According to the L.A. Times, the collapse came when the White House wanted to up the scope of the deal to something along the lines of the senate work group proposal (let us note in passing, a fairly rightest plan), while the GOP wanted to hold the health insurance mandate hostage to insure Democratic complicity to tax "reforms". This strikes me as the last cards from both sides; the President wanted something transformative, and the GOP wanted a scalp.
It is worth noting that Republicans are mainly trying to make substantial policy changes divorced from writing and voting on any distinct legislation doing so. I know I'm a little boring on the subject, but this is a tactic of a bankrupt political party; its articulated policies are broadly unpopular, its ruling philosophy utterly schitzophrenic, its leadership fractured, and with yet enough power to presume to control events even as events spin out of anyone's control.
The Republic has been here before, and while I can't say if the collapse of the Whig party led inevitably to the Civil War, or if momentum towards the war tore apart the Whigs, the two events are intimately connected. Though I have been predicting the end of the GOP for a while, what I didn't appreciate until very recently is how when one party in a two party system implodes, the consequences for the nation, in the short term at least, are really very serious.
Yep my friends, something is abroad in the land, a system-wide disdain for human plans and political positions, an indifference to the best made plans. New rules are in place and even the stupidest climate-change denier must be feeling a certain unease at this summer's events.
No, check that, the stupidest ones likely think this is part of some great plan in which they have starring roles to play. That is certainly the case in D.C. (because everything is connected) where I now put even odds on default, a drop from 3-1 against in a few days. Stated earlier are the four reasons why I think it'll happen. The fifth being that the president, as I thought, for all his high-minded policy flexibility, can and did draw a line.
According to the L.A. Times, the collapse came when the White House wanted to up the scope of the deal to something along the lines of the senate work group proposal (let us note in passing, a fairly rightest plan), while the GOP wanted to hold the health insurance mandate hostage to insure Democratic complicity to tax "reforms". This strikes me as the last cards from both sides; the President wanted something transformative, and the GOP wanted a scalp.
It is worth noting that Republicans are mainly trying to make substantial policy changes divorced from writing and voting on any distinct legislation doing so. I know I'm a little boring on the subject, but this is a tactic of a bankrupt political party; its articulated policies are broadly unpopular, its ruling philosophy utterly schitzophrenic, its leadership fractured, and with yet enough power to presume to control events even as events spin out of anyone's control.
The Republic has been here before, and while I can't say if the collapse of the Whig party led inevitably to the Civil War, or if momentum towards the war tore apart the Whigs, the two events are intimately connected.

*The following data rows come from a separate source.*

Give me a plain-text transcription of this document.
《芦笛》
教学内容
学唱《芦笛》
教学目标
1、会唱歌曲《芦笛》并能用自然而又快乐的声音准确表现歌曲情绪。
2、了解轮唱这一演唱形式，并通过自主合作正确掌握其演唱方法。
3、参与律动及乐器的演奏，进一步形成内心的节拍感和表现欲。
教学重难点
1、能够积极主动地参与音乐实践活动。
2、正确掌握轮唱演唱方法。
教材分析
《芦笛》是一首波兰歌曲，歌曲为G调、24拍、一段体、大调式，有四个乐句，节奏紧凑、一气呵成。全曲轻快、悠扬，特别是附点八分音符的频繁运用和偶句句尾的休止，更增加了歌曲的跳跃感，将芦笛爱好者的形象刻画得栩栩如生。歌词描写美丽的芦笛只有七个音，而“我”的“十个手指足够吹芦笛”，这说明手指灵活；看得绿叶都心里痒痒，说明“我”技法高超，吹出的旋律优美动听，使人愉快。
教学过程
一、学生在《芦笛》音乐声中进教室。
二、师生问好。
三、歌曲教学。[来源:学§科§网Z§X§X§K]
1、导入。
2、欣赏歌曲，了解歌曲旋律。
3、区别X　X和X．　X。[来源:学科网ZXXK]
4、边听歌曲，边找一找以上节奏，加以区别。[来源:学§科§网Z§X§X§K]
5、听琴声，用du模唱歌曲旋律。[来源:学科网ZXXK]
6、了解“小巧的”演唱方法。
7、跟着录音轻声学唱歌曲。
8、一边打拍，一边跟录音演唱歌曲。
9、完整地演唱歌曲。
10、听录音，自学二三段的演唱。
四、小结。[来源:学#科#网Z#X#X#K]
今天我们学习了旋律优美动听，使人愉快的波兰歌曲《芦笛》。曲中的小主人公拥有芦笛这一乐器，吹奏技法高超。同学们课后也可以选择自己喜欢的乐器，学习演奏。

Though I have been predicting the end of the GOP for a while, what I didn't appreciate until very recently is how when one party in a two party system implodes, the consequences for the nation, in the short term at least, are really very serious.

1 Comments:
Thank you for this analysis, which I find valid even though the facts didn't quite line up the way you predicted. (I would say they lined up somewhat worse--you may disagree.)
Given what we now know about the "super"-committee and the President's call for another (paid-for) stimulus to improve the unemployment rate (and his chances for re-election), what would you say are the prospects for the GOP to survive for, let's say, the next 5 years? (In its present form, I mean; not the hybrid tea-party/military-industrial-complex flashmob into which it currently seems poised to morph.)